Vaciamos nuestras copas. Habíamos terminado la primera botella, y estábamos bebiendo ya de la segunda. Hacía calor. Yo, al menos, tenía mucha sed.

– Tengo que recordar lo de los indios.

– Ya vendrá; cuando menos lo pienses.

– ¡Nunca puedo acordarme de las cosas! Y cuando bebo es todavía peor. Es el trago: me hace perder la memoria, y mañana no recordaré lo que estoy diciendo ahora. ¡Tengo una memoria campeona!

Manolo parecía obsesionado con algo, y hacía un gran esfuerzo por recordar. Bebíamos. La segunda botella se terminaría pronto, y la tercera vendría con la puesta del sol y los cigarrillos, con los indios de Manolo, y con mi interés por saber algo más sobre él.

– ¡Salud!

– No pidas otra -dijo Manolo-. Sale muy caro. Vamos al mostrador; allá los tragos son más baratos.

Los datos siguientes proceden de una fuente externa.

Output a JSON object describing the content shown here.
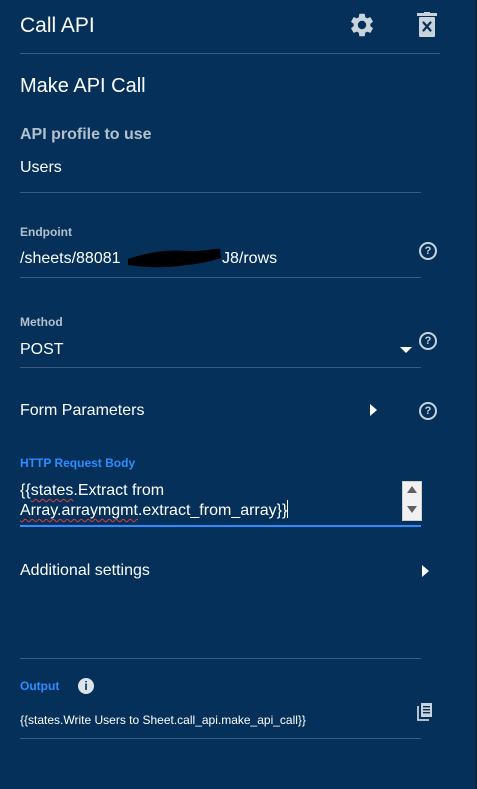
{
  "header": {
    "title": "Call API"
  },
  "section": {
    "title": "Make API Call"
  },
  "profile": {
    "label": "API profile to use",
    "value": "Users"
  },
  "endpoint": {
    "label": "Endpoint",
    "value": "/sheets/88081",
    "value_suffix": "J8/rows"
  },
  "method": {
    "label": "Method",
    "value": "POST"
  },
  "form_params": {
    "label": "Form Parameters"
  },
  "http_body": {
    "label": "HTTP Request Body",
    "line1_open": "{{",
    "line1_squiggle": "states",
    "line1_rest": ".Extract from",
    "line2_squiggle": "Array.arraymgmt",
    "line2_rest": ".extract_from_array}}"
  },
  "additional": {
    "label": "Additional settings"
  },
  "output": {
    "label": "Output",
    "value": "{{states.Write Users to Sheet.call_api.make_api_call}}"
  },
  "icons": {
    "help": "?",
    "info": "i"
  }
}
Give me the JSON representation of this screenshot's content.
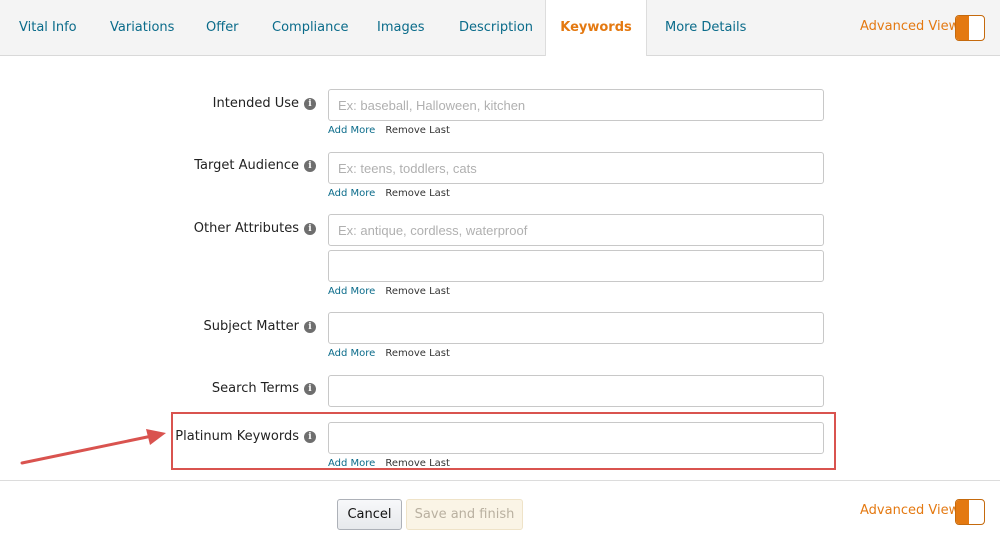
{
  "tabs": [
    {
      "label": "Vital Info",
      "active": false
    },
    {
      "label": "Variations",
      "active": false
    },
    {
      "label": "Offer",
      "active": false
    },
    {
      "label": "Compliance",
      "active": false
    },
    {
      "label": "Images",
      "active": false
    },
    {
      "label": "Description",
      "active": false
    },
    {
      "label": "Keywords",
      "active": true
    },
    {
      "label": "More Details",
      "active": false
    }
  ],
  "advanced_view_label": "Advanced View",
  "fields": [
    {
      "label": "Intended Use",
      "placeholder": "Ex: baseball, Halloween, kitchen",
      "second_placeholder": ""
    },
    {
      "label": "Target Audience",
      "placeholder": "Ex: teens, toddlers, cats"
    },
    {
      "label": "Other Attributes",
      "placeholder": "Ex: antique, cordless, waterproof"
    },
    {
      "label": "Subject Matter",
      "placeholder": ""
    },
    {
      "label": "Search Terms",
      "placeholder": ""
    },
    {
      "label": "Platinum Keywords",
      "placeholder": ""
    }
  ],
  "links": {
    "add_more": "Add More",
    "remove_last": "Remove Last"
  },
  "info_icon_glyph": "i",
  "buttons": {
    "cancel": "Cancel",
    "save": "Save and finish"
  },
  "colors": {
    "accent": "#e47911",
    "link": "#0a6b8a",
    "highlight": "#d9534f"
  }
}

Nos acercamos al mostrador y pedimos más vino. A mi lado, Manolo permanecía inmóvil y con la mirada fija en el suelo. No lograba verle la cara, pero sabía que continuaba esforzándose por recordar.

– ¡Siempre me olvido de las cosas! -sus dientes rechinaron, y sus manos, muy finas, parecían querer hundir el mostrador; tal era la fuerza con que las apoyaba.

– Manolo, pero…

– Siempre ha sido así; siempre será así, hasta que me quede sin pasado.

– Ya vendrá…

– ¿Vendrá? Si sintieras lo que es no poder recordar algo; es mil veces peor que tener una palabra en la punta de la lengua; es como si tuvieras toda una parte de tu vida en la punta de la lengua, ¡o sabe Dios dónde! ¡Salud!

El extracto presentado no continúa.